While Wolfie was tuning out, Carol was closing in. Little more than half his size, she shuffled up, cackled on, then kicked. Her dirt and mud encrusted tennis shoe parted in between the open buttoned middle of Wolfie's trenchcoat like curtains.
Wolfie's big druggy-dazed smile disintegrated, his big upper body instantly arched, and then the whole shambling hulk raced downward in an apparent attempt to beat Carol's dirty kicking foot back to the ground. See which one touches first. It's Wolfie. The only thing he would ever beat her at.

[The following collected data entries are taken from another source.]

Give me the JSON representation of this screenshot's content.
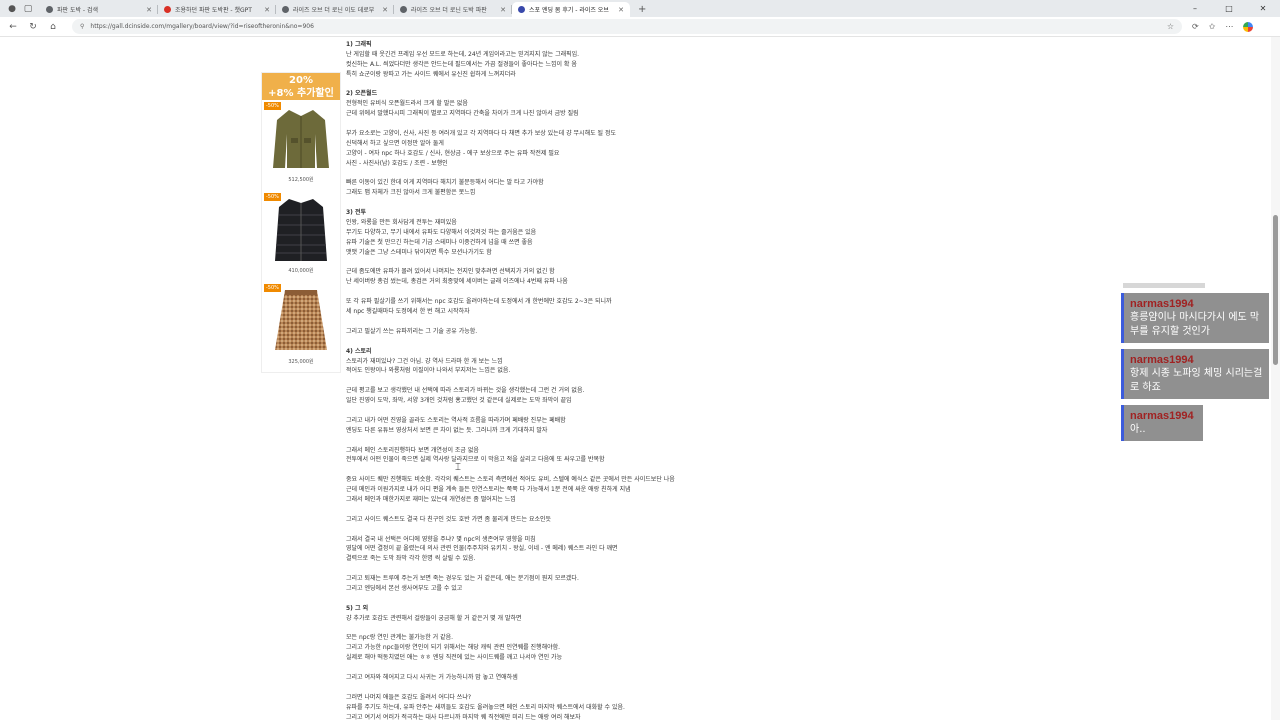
{
  "browser": {
    "tabs": [
      {
        "title": "파판 도박 - 검색",
        "favicon_color": "#5f6368",
        "favicon_glyph": "search-icon"
      },
      {
        "title": "조용하던 파판 도박판 - 챗GPT",
        "favicon_color": "#d93025",
        "favicon_glyph": "red-round-icon"
      },
      {
        "title": "라이즈 오브 더 로닌 이도 데로부",
        "favicon_color": "#5f6368",
        "favicon_glyph": "search-icon"
      },
      {
        "title": "라이즈 오브 더 로닌 도박 파판",
        "favicon_color": "#5f6368",
        "favicon_glyph": "search-icon"
      },
      {
        "title": "스포 엔딩 봄 후기 - 라이즈 오브",
        "favicon_color": "#3949ab",
        "favicon_glyph": "dc-icon",
        "active": true
      }
    ],
    "new_tab_label": "+",
    "url": "https://gall.dcinside.com/mgallery/board/view/?id=riseoftheronin&no=906",
    "window_controls": {
      "minimize": "–",
      "maximize": "□",
      "close": "✕"
    }
  },
  "ad": {
    "banner_line1": "20%",
    "banner_line2": "+8% 추가할인",
    "items": [
      {
        "badge": "-50%",
        "price": "512,500원",
        "product_icon": "jacket-icon"
      },
      {
        "badge": "-50%",
        "price": "410,000원",
        "product_icon": "puffer-icon"
      },
      {
        "badge": "-50%",
        "price": "325,000원",
        "product_icon": "skirt-icon"
      }
    ]
  },
  "article": {
    "lines": [
      {
        "t": "1) 그래픽",
        "head": true
      },
      {
        "t": "난 게임할 때 웃긴건 프레임 우선 모드로 하는데, 24년 게임이라고는 믿겨지지 않는 그래픽임."
      },
      {
        "t": "컷신하는 A.L. 씌었다더만 생각은 안드는데 필드에서는 가끔 절경들이 좋아다는 느낌이 확 옴"
      },
      {
        "t": "특히 쇼군이랑 왕따고 가는 사이드 퀘에서 유신진 쉽하게 느껴지더라"
      },
      {
        "t": ""
      },
      {
        "t": "2) 오픈월드",
        "head": true
      },
      {
        "t": "전형적인 유비식 오픈월드라서 크게 할 말은 없음"
      },
      {
        "t": "근데 위에서 말했다시피 그래픽이 별로고 지역마다 간축을 차이가 크게 나진 않아서 금방 질림"
      },
      {
        "t": ""
      },
      {
        "t": "부가 요소로는 고양이, 신사, 사진 등 여러개 있고 각 지역마다 다 채면 추가 보상 있는데 걍 무시해도 될 정도"
      },
      {
        "t": "신덕해서 하고 싶으면 이정만 알아 둘게"
      },
      {
        "t": "고양이 - 여자 npc 하나 호감도 / 신사, 현상금 - 에구 보상으로 주는 유파 작전제 필요"
      },
      {
        "t": "사진 - 사진사(남) 호감도          / 조련 - 보행인"
      },
      {
        "t": ""
      },
      {
        "t": "빠른 이동이 있긴 한데 이게 지역마다 해치기 불문등해서 어디는 말 타고 가야함"
      },
      {
        "t": "그래도 맵 자체가 크진 않아서 크게 불편함은 못느낌"
      },
      {
        "t": ""
      },
      {
        "t": "3) 전투",
        "head": true
      },
      {
        "t": "인왕, 와룡을 만든 회사답게 전투는 재미있음"
      },
      {
        "t": "무기도 다양하고, 무기 내에서 유파도 다양해서 이것저것 하는 즐거움은 있음"
      },
      {
        "t": "유파 기술은 첫 만으긴 하는데 기금 스테미나 이중건하게 넘을 때 쓰면 좋음"
      },
      {
        "t": "맷맷 기술은 그냥 스테미나 닦이지면 특수 모션나가기도 함"
      },
      {
        "t": ""
      },
      {
        "t": "근데 좀도에만 유파가 몰려 있어서 나머지는 전지인 맞추려면 선택지가 거의 없긴 함"
      },
      {
        "t": "난 세이버랑 총검 썼는데, 총검은 거의 최종맞에 세이버는 글래 이즈에나 4번째 유파 나옴"
      },
      {
        "t": ""
      },
      {
        "t": "또 각 유파 필살기를 쓰기 위해서는 npc 호감도 올려야하는데 도정에서 개 한번에만 호감도 2~3은 되니까"
      },
      {
        "t": "세 npc 챙길때마다 도정에서 한 번 해고 시작하자"
      },
      {
        "t": ""
      },
      {
        "t": "그리고 필살기 쓰는 유파끼리는 그 기술 공유 가능함."
      },
      {
        "t": ""
      },
      {
        "t": "4) 스토리",
        "head": true
      },
      {
        "t": "스토리가 재미있냐? 그건 아님. 걍 역사 드라마 한 개 보는 느낌"
      },
      {
        "t": "적어도 인왕이나 와룡처럼 이질이야 나와서 부지저는 느낌은 없음."
      },
      {
        "t": ""
      },
      {
        "t": "근데 평고를 보고 생각했던 내 선택에 따라 스토리가 바뀌는 것을 생각했는데 그런 건 거의 없음."
      },
      {
        "t": "일단 진영이 도막, 좌막, 서양 3개인 것처럼 홍고했던 것 같은데 실제로는 도막 좌막이 끝임"
      },
      {
        "t": ""
      },
      {
        "t": "그리고 내가 어떤 진영을 골라도 스토리는 역사적 흐름을 따라가며 페배랑 진부는 페배함"
      },
      {
        "t": "엔딩도 다른 유튜브 영상처서 보면 큰 차이 없는 듯. 그러니까 크게 기대하지 말자"
      },
      {
        "t": ""
      },
      {
        "t": "그래서 메인 스토리진행하다 보면 개연성이 조금 없음"
      },
      {
        "t": "전투에서 어떤 인물이 죽으면 실제 역사랑 달라지므로 이 막음고 적을 살리고 다음에 또 싸우고를 반복함"
      },
      {
        "t": ""
      },
      {
        "t": "중요 사이드 퀘만 진행해도 비슷함. 각각의 퀘스트는 스토리 측면에선 적어도 유비, 스텔에 예식스 같은 곳에서 만든 사이드보단 나음"
      },
      {
        "t": "근데 메인과 이원가지로 내가 어디 편을 계속 들든 인연스토리는 쭉쭉 다 가능해서 1분 전에 싸운 애랑 친하게 지냄"
      },
      {
        "t": "그래서 메인과 매한가지로 재미는 있는데 개연성은 좀 떨어지는 느낌"
      },
      {
        "t": ""
      },
      {
        "t": "그리고 사이드 퀘스트도 결국 다 친구인 것도 호반 가면 좀 물리게 만드는 요소인듯"
      },
      {
        "t": ""
      },
      {
        "t": "그래서 결국 내 선택은 어디에 영향을 주냐? 몇 npc의 생존여부 영향을 미침"
      },
      {
        "t": "영달에 어떤 결정이 끝 올렸는데 의사 관련 인물(주주치와 유키치 - 왕실, 이네 - 엔 메레) 퀘스트 라인 다 깨면"
      },
      {
        "t": "결력으로 죽는 도막 좌막 각각 한명 씩 살릴 수 있음."
      },
      {
        "t": ""
      },
      {
        "t": "그리고 퇴재는 트루에 주는거 보면 죽는 경우도 있는 거 같은데, 애는 분기점이 뭔지 모르겠다."
      },
      {
        "t": "그리고 엔딩에서 본선 생사여부도 고를 수 있고"
      },
      {
        "t": ""
      },
      {
        "t": "5) 그 외",
        "head": true
      },
      {
        "t": "걍 추가로 호감도 관련해서 걸랑들이 궁금해 할 거 같은거 몇 개 말하면"
      },
      {
        "t": ""
      },
      {
        "t": "모든 npc랑 연인 관계는 불가능한 거 같음."
      },
      {
        "t": "그리고 가능한 npc들이랑 연인이 되기 위해서는 해당 캐릭 관련 인연퀘를 진행해야함."
      },
      {
        "t": "실제로 해야 떡동치였던 애는 ㅎㅎ 엔딩 직전에 있는 사이드퀘를 깨고 나서야 연인 가능"
      },
      {
        "t": ""
      },
      {
        "t": "그리고 여자와 헤어지고 다시 사귀는 거 가능하니까 맘 놓고 연애하셈"
      },
      {
        "t": ""
      },
      {
        "t": "그러면 나머지 애들은 호감도 올려서 어디다 쓰냐?"
      },
      {
        "t": "유파를 주기도 하는데, 유파 안주는 새끼들도 호감도 올려놓으면 메인 스토리 마지막 퀘스트에서 대화할 수 있음."
      },
      {
        "t": "그리고 여기서 여러가 적극하는 대사 다르니까 마지막 퀘 직전에만 미리 드는 애랑 여러 해보자"
      }
    ]
  },
  "chat": {
    "accent_color": "#3b5bdb",
    "username_color": "#a02222",
    "messages": [
      {
        "user": "narmas1994",
        "text": "흥릉얌이나 마시다가시 에도 막부를 유지할 것인가"
      },
      {
        "user": "narmas1994",
        "text": "항제 시종 노파잉 체밍 시리는걸로 하죠"
      },
      {
        "user": "narmas1994",
        "text": "아.."
      }
    ]
  }
}
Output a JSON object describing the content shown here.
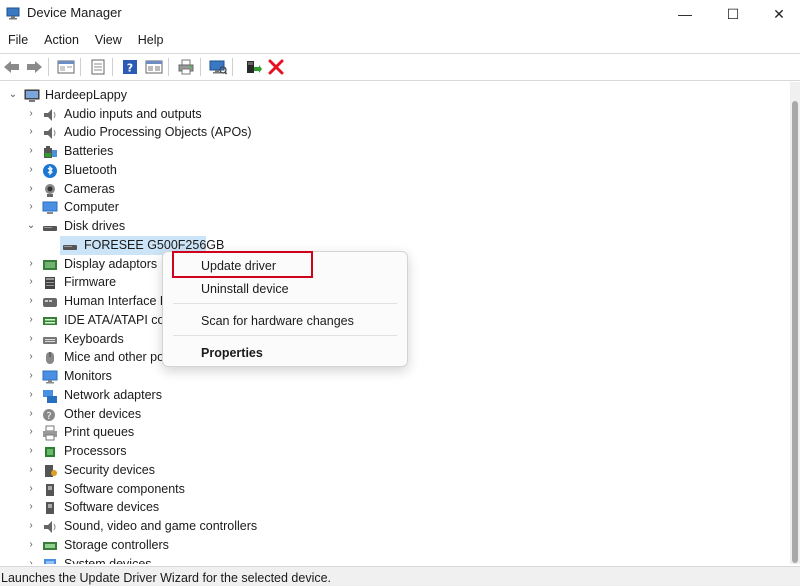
{
  "window": {
    "title": "Device Manager",
    "minimize_glyph": "—",
    "maximize_glyph": "☐",
    "close_glyph": "✕"
  },
  "menu": [
    "File",
    "Action",
    "View",
    "Help"
  ],
  "toolbar": {
    "icons": [
      "back-arrow-icon",
      "forward-arrow-icon",
      "properties-icon",
      "driver-details-icon",
      "help-icon",
      "view-icon",
      "print-icon",
      "scan-hardware-icon",
      "add-driver-icon",
      "uninstall-icon"
    ]
  },
  "tree": {
    "root": "HardeepLappy",
    "categories": [
      {
        "label": "Audio inputs and outputs",
        "icon": "speaker-icon",
        "expanded": false
      },
      {
        "label": "Audio Processing Objects (APOs)",
        "icon": "speaker-icon",
        "expanded": false
      },
      {
        "label": "Batteries",
        "icon": "battery-icon",
        "expanded": false
      },
      {
        "label": "Bluetooth",
        "icon": "bluetooth-icon",
        "expanded": false
      },
      {
        "label": "Cameras",
        "icon": "camera-icon",
        "expanded": false
      },
      {
        "label": "Computer",
        "icon": "computer-icon",
        "expanded": false
      },
      {
        "label": "Disk drives",
        "icon": "disk-drive-icon",
        "expanded": true
      },
      {
        "label": "Display adaptors",
        "icon": "display-adapter-icon",
        "expanded": false
      },
      {
        "label": "Firmware",
        "icon": "firmware-icon",
        "expanded": false
      },
      {
        "label": "Human Interface D",
        "icon": "hid-icon",
        "expanded": false
      },
      {
        "label": "IDE ATA/ATAPI cont",
        "icon": "ide-icon",
        "expanded": false
      },
      {
        "label": "Keyboards",
        "icon": "keyboard-icon",
        "expanded": false
      },
      {
        "label": "Mice and other po",
        "icon": "mouse-icon",
        "expanded": false
      },
      {
        "label": "Monitors",
        "icon": "monitor-icon",
        "expanded": false
      },
      {
        "label": "Network adapters",
        "icon": "network-adapter-icon",
        "expanded": false
      },
      {
        "label": "Other devices",
        "icon": "other-devices-icon",
        "expanded": false
      },
      {
        "label": "Print queues",
        "icon": "printer-icon",
        "expanded": false
      },
      {
        "label": "Processors",
        "icon": "processor-icon",
        "expanded": false
      },
      {
        "label": "Security devices",
        "icon": "security-device-icon",
        "expanded": false
      },
      {
        "label": "Software components",
        "icon": "software-component-icon",
        "expanded": false
      },
      {
        "label": "Software devices",
        "icon": "software-device-icon",
        "expanded": false
      },
      {
        "label": "Sound, video and game controllers",
        "icon": "sound-icon",
        "expanded": false
      },
      {
        "label": "Storage controllers",
        "icon": "storage-controller-icon",
        "expanded": false
      },
      {
        "label": "System devices",
        "icon": "system-devices-icon",
        "expanded": false
      }
    ],
    "disk_child": "FORESEE G500F256GB"
  },
  "context_menu": {
    "update_driver": "Update driver",
    "uninstall_device": "Uninstall device",
    "scan_hardware": "Scan for hardware changes",
    "properties": "Properties"
  },
  "status": {
    "text": "Launches the Update Driver Wizard for the selected device."
  },
  "colors": {
    "selection": "#cce4f7",
    "highlight_border": "#d0021b",
    "uninstall_red": "#e81123"
  }
}
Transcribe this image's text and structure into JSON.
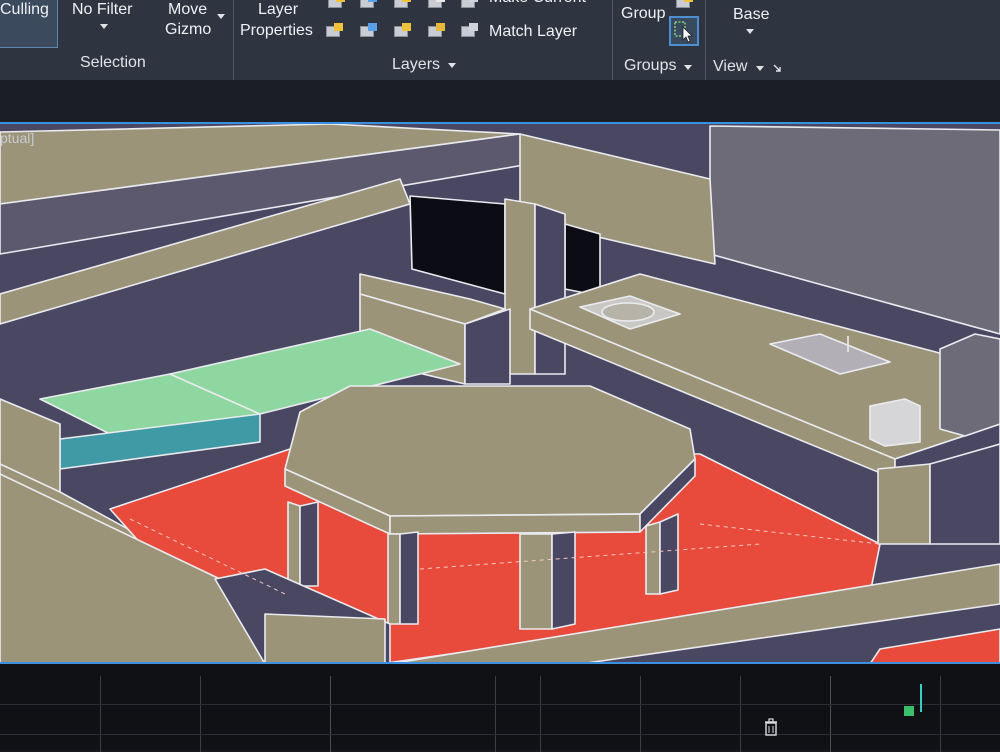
{
  "ribbon": {
    "culling_label": "Culling",
    "filter_label": "No Filter",
    "gizmo_label_1": "Move",
    "gizmo_label_2": "Gizmo",
    "selection_panel": "Selection",
    "layer_props_1": "Layer",
    "layer_props_2": "Properties",
    "make_current": "Make Current",
    "match_layer": "Match Layer",
    "layers_panel": "Layers",
    "group_label": "Group",
    "groups_panel": "Groups",
    "base_label": "Base",
    "view_panel": "View"
  },
  "viewport": {
    "visual_style_label": "ptual]"
  },
  "icons": {
    "select_mode": "select-arrow-icon",
    "trash": "trash-icon",
    "launcher": "dialog-launcher-icon"
  },
  "colors": {
    "ribbon_bg": "#2f3540",
    "accent_blue": "#3d8fe0",
    "floor_red": "#e84a3c",
    "bench_green": "#8fd7a0",
    "furniture_tan": "#9c9479",
    "wall_purple": "#4a4763"
  }
}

Wolfie Bob Smith lay in a homeless fetal ball, clutching his broken homeless crotch and gasping, suffering from a bad case of ballbusting-induced emphysema.
"Yeh-hee-hee," she tormented and cackled down at him, jumping up and down incessantly, peevishly. She stopped, cackled some more, then began stripping him of his trenchcoat. The only real thing he'd ever had between his fatbody and the real miserable elements of the coming night, and the next night, and the next one. Carol rolled Wolfie one way with her dirt-encrusted shoe, then kicked and rolled this large helpless lump on his other side, as she pulled her prize off him. Wolfie continued holding his stricken privates, staring up at her wide-eyed and paralyzed like a rigid but alive wasp-stung bug of some kind.
"I'm gonna need this coat. Yeh-hee-hee. Yeh-hee-hee. It gets mighty gol-durned cold at night, dontcha know. Yeh-hee-hee. Yeh-hee-hee. Hey, let go o' yer nuts so's I can git it off around yer wrists. Leggo. Leggo or you'll be a mite sorry, I reckon. A-yeh-hee-hee."
Wolfie was just in the middle of thinking how, if he ever wanted to, he could write about this. Change the characters around; it'd make a great scene in some cops and robbers story or something. He definitely had the talent to write it and make it a classic. He knew that much.
Just at that moment, Toothless Carol stomped on his hands, which offered no protection to the balls they cupped; the force of the blow just went right through, driving the little malnourished hapless victims into his pelvis.
Wolfie let go. Carol got herself a new jacket.
Well, not new, exactly. I mean, they were homeless, after all.
Wolfie's pain was abominable, primordial. He lay there for a long time, a filthy homeless guy in nothing but an awful smelly T-shirt and disgusting, abhorrent boxer shorts, holey socks and decaying shoes. Eventually, when he could almost think again, when is about as good as it ever got for him anymore,
Wolfie thought about the pain, just how shockingly bad it was. And he knew he could write about it, if he ever felt like it.
Wait. Forget that sh*t. Mayes Liquor Mart. Tallboy bottles. He'd have to beg and loiter all day, but if he did, by the end of the day, he might have enough for a sixer. Maybe. It was a definite maybe, if he could just get up.